Nós, no mato, não matabichamos à noite

Naquela guerra de 1993, que quase não poupou nenhuma bwala, nem vila, nem cidade, Miguelito, os seis irmãos e os primos foram ‘empurrados’ para Luanda. A vida de dormir dia sim, semana também na mata, debaixo de pedregulhos, feito canta-pedra ou homem das cavernas, estava custosa para Sá Zefa e Sô Manel, que tentaram, ainda, mandar os filhos e sobrinhos à tia Tonha, irmã kasule de Sô Manel, conhecida por todos como ‘a tia única, em Luanda, de bom coração’.

E todos, naquele tempo de comida difícil, foram amontoar-se em casa da tia que já tinha suas quatro bocas e, ainda por cima, com marido que não tinha voltado da tropa, não se sabendo se sobrevivo ou já defunto. Mas ela, tia Tonha, coragem no negócio da kapracinha era só dela, mesmo com a vida difícil, a pôr os filhos a dormir com os primos debaixo da mesa, que recebia as cadeiras  depois do jantar, amparou-os  e coabitaram aquela casota de pau-a-pique de apenas dois minúsculos compartimentos.

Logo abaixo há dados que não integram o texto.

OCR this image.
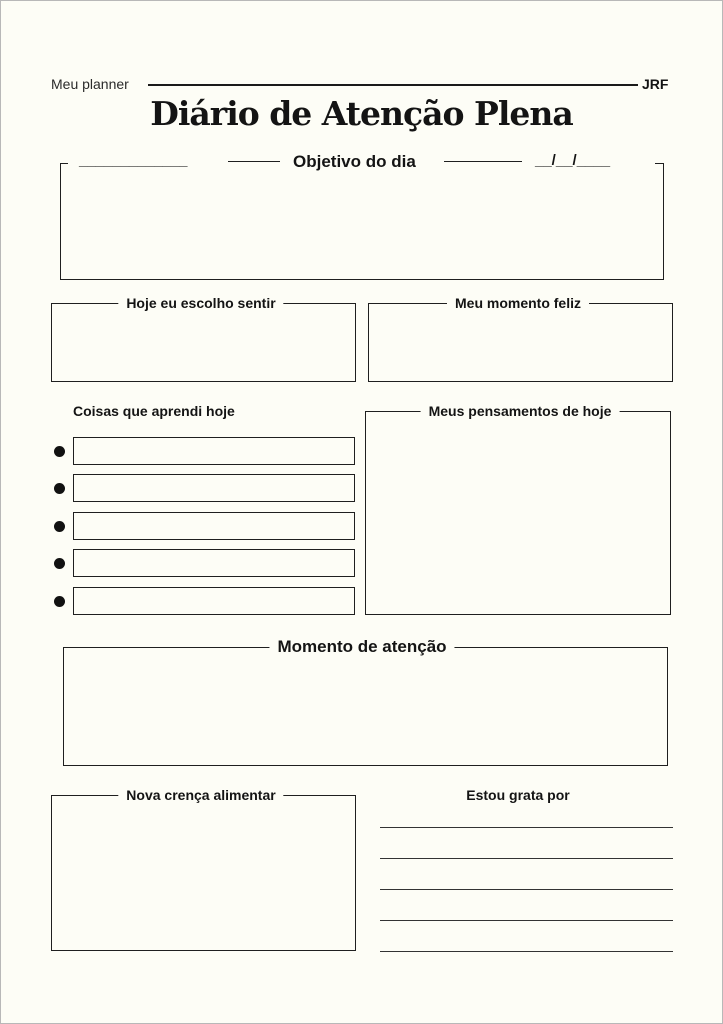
Meu planner	JRF
Diário de Atenção Plena
_____________	Objetivo do dia	__/__/____
Hoje eu escolho sentir	Meu momento feliz
Coisas que aprendi hoje	Meus pensamentos de hoje
Momento de atenção
Nova crença alimentar	Estou grata por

A latrina era única, num quintal comum de cinco famílias e perto de 50 pessoas. Quando chegasse o momento de esvaziar a bexiga ou ir ‘às sentinas’, era bicha e, muitas vezes, o bacio de lata de leite, com todas as suas consequências odorentas numa casa pequena, era a solução.

Todos já conheciam a situação e perdoavam-se mutuamente. Às vezes, um vizinho entrava para o banho e o outro tinha emergência estomacal. Soltava a senha, um assobio, e o outro dispensava a latrina. Até os vizinhos do outro quintal também já conheciam a senha para evacuar a ‘casa das sentinas’ e facilitar o aflito. Por isso, todos cooperavam.

- Mana Tonha, tanto sofrimento então, marido da tropa ainda não veio, embora os outros tenham sido já desmobilizados, essas crias todas que te chegaram são de quenhê? – indagava a vizinhança, sobretudo aquela que só ouvia falar de guerra na rádio, nos filmes do Cine Ngola e na televisão de ir se apertar na salinha do vizinho Bernardo. 

- São filhos do môrmão mais velho. São mô sangue puro – dizia, quando questionada sobre onde saíra aquela ‘creche’.

Certo dia, o negócio não tinha dado lucro. Pior, não tinha recebido compradores e, para matar a fome, só mesmo pão com chá e óleo de chouriço.

- Sobrinho Miguel, você que é o mais velho, acende o carvão para fazer chá. Hoje o jantar é pão com chá.

- Pão com chá, tia?!

- Sim, pão com óleo de chouriço e chá. Ferve já a água e se ajeitem com, o bocado que há.

- Ó tia, se for só pão com chá, sem funji, deixa estar. Nós, no mato, não ándamos matabichá à noite!